Henri Muller analyse ci-dessous le livre qu’André Giresse a écriten collaboration avec Philippe Bernet

Seule la vérité blesse

par H. MULLER
octobre 1987

LE livre du Président GIRESSE lance un lourd pavé dans le milieu des gens de justice peu habitués à voir la vérité sortir du puits lorsque le pouvoir politique en tient solidement le couvercle. Il nous livre les arcanes d’un monde clos, celui de la haute magistrature avec ses intrigues de cour, son indépendance souvent de façade, à l’égard de l’autorité politique soucieuse d’"écraser" certaines affaires jugées compromettantes.

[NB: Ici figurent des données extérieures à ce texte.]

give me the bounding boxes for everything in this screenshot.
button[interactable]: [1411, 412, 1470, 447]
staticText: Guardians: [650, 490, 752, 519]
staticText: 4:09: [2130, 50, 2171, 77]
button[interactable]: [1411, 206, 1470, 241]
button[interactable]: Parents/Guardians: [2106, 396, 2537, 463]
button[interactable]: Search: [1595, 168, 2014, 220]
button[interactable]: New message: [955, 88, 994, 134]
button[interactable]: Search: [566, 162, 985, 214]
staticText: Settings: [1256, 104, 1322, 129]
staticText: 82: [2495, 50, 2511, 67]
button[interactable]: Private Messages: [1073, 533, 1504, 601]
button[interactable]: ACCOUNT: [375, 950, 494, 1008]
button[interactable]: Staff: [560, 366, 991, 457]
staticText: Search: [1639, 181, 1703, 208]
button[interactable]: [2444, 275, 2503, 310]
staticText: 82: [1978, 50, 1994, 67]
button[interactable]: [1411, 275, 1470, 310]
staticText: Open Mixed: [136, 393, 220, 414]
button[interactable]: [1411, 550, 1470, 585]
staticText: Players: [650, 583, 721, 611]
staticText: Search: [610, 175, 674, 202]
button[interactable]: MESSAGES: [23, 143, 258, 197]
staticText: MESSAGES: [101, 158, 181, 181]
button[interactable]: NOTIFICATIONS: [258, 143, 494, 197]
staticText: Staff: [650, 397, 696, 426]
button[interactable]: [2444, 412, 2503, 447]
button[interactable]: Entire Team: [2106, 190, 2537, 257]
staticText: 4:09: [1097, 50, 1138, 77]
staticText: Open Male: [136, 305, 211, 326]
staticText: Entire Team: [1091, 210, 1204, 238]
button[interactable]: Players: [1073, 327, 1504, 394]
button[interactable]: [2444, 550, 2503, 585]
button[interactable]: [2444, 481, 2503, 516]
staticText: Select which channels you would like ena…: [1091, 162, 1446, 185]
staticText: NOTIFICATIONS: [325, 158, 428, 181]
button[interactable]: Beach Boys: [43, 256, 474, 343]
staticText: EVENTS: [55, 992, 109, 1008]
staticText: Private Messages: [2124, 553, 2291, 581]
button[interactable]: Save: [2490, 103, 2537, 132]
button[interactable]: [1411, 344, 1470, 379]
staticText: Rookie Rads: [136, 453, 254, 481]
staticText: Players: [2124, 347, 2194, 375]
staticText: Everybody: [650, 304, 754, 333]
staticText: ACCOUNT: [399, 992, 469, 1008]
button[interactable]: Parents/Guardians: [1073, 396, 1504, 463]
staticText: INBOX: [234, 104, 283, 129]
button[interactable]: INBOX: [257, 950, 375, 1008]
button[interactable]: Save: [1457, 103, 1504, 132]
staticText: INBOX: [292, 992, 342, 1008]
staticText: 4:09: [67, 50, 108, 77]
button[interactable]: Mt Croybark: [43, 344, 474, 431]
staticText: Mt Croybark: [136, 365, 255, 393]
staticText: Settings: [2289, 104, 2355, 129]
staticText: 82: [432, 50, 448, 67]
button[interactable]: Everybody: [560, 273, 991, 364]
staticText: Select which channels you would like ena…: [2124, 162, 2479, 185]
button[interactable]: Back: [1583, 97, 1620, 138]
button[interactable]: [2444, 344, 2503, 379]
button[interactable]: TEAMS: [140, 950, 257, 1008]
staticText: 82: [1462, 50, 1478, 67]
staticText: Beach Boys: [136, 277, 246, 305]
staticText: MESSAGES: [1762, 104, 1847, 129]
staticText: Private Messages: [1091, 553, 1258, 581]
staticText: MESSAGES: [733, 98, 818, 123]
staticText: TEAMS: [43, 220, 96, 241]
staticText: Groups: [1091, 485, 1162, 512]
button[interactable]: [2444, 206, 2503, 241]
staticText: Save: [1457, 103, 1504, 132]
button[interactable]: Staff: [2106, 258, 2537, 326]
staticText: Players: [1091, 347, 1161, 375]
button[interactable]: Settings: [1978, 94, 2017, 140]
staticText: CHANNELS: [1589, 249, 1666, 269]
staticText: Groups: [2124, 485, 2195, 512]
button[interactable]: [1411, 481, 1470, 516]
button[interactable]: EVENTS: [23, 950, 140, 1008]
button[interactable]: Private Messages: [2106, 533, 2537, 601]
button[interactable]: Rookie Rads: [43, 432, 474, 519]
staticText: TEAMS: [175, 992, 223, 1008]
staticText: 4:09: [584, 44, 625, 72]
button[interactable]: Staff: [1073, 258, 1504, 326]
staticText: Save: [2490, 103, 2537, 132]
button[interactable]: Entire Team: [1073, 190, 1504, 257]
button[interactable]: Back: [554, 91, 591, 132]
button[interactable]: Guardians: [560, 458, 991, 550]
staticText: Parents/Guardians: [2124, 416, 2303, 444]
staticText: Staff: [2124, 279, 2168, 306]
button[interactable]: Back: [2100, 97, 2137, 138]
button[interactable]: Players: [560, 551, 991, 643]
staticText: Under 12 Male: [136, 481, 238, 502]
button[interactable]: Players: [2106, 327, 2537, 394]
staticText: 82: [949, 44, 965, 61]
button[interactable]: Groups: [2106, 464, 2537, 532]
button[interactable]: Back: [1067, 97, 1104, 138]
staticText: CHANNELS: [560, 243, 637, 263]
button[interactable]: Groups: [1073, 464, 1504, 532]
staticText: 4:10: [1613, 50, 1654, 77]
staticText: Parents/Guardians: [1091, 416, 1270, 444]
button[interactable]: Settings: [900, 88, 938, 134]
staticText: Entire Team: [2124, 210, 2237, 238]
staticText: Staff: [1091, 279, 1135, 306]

D’un socialisme modéré auquel il s’était rallié, A. GIRESSE espérait une réforme qui arracherait la magistrature à la sujétion politique. Mais l’irruption d’un extrémisme gauchiste, les "imprécations des soixante-huitards attardés, libertaires, anarchistes, clamant leur haine pour la société bourgeoise", allaient dissiper ses illusions. Des escouades de Rousseauistes, juges et avocats, tendent à faire des inculpés, des victimes de la société, de ses injustices, de ses tares.
Respectueux de l’ordre établi, conscient que sa mission consiste à le protéger des trublions, il exprima son amertume à l’égard d’un "délabrement judiciaire", du "laxisme pénitentiaire". "Plus de peine capitale, écrit-il, plus de peine carcérale vraiment subie et redoutée. Face au crime, l’arsenal de la loi se vide et laisse sans défense le citoyen et la société". Idéologue déçu, il s’isole. Sa passion : la justice, l’honneur, la vérité. Seul dans son combat, aux prises avec une hiérarchie qui, l’ayant renié, le persécute, lui tend des pièges. Un homme de tradition, d’un autre temps. Le combat d’un Don Quichotte.
Exposée sous tous ses aspects, expliquée et commentée en quelque 120 pages, l’affaire De Broglie qualifiée par le Président Giresse de "Watergate français", constitue le morceau de résistance, le point fort de l’ouvrage. Est-ce le livre de Jésus Infante, publié peu avant l’ouverture du procès (2) qui lui en a fait saisir la dimension politique ? On connaît la thèse les détournements de fonds opérés par la Sté Matesa, au préjudice du Trésor espagnol, auraient servi à financer, via la SODETEC, une société luxembourgeoise dirigée par J. de Broglie, une entreprise électorale française. Il semblerait que le Président Giresse n’en ait pris connaissance qu’après la clôture du procès. Alors que J. Infante construit son scénario autour de l’affaire de la MATESA, livrant d’un seul coup le dessin du puzzle avec tous ses personnages, A. Giresse procède à l’inverse, s’efforçant d’en assembler les pièces qu’on lui livre au compte-goutte dans des rapports incomplets et au cours des audiences. Son intuition lui fait dire que les témoins ont menti, que des faits lui ont été dissimulés. Il constate que l’on a saboté l’enquête, placé des verrous pour éviter qu’elle ne dérive, qu’elle mette en cause une police politique, des polices parallèles dont il subodore le rôle dans la préparation de l’assassinat du Prince. Et le procès se clôt sans qu’aient été entendus les témoignagesclés, susceptibles, selon le Président Giresse, de changer le sens de l’instruction, de lever le voile sur les étranges moeurs de la haute politique.
Tombé en disgrâce, lâché par ses amis et collègues, livré aux cabales, A. Giresse choisit de se retirer, privant ses adversaires de l’allégresse attendue d’un hallali. Sa plume ne les épargnera pas.
"Ce livre qui, écrit-il, est mon testament judiciaire, ne heurtera que les sots et les hypocrites... Ces choses-là devaient être dites. Je m’attends à d’autres combats. J’y suis prêt".
Face à la meute, son courage frise la témérité. Bonne chance tout de même, et que le meilleur l’emporte.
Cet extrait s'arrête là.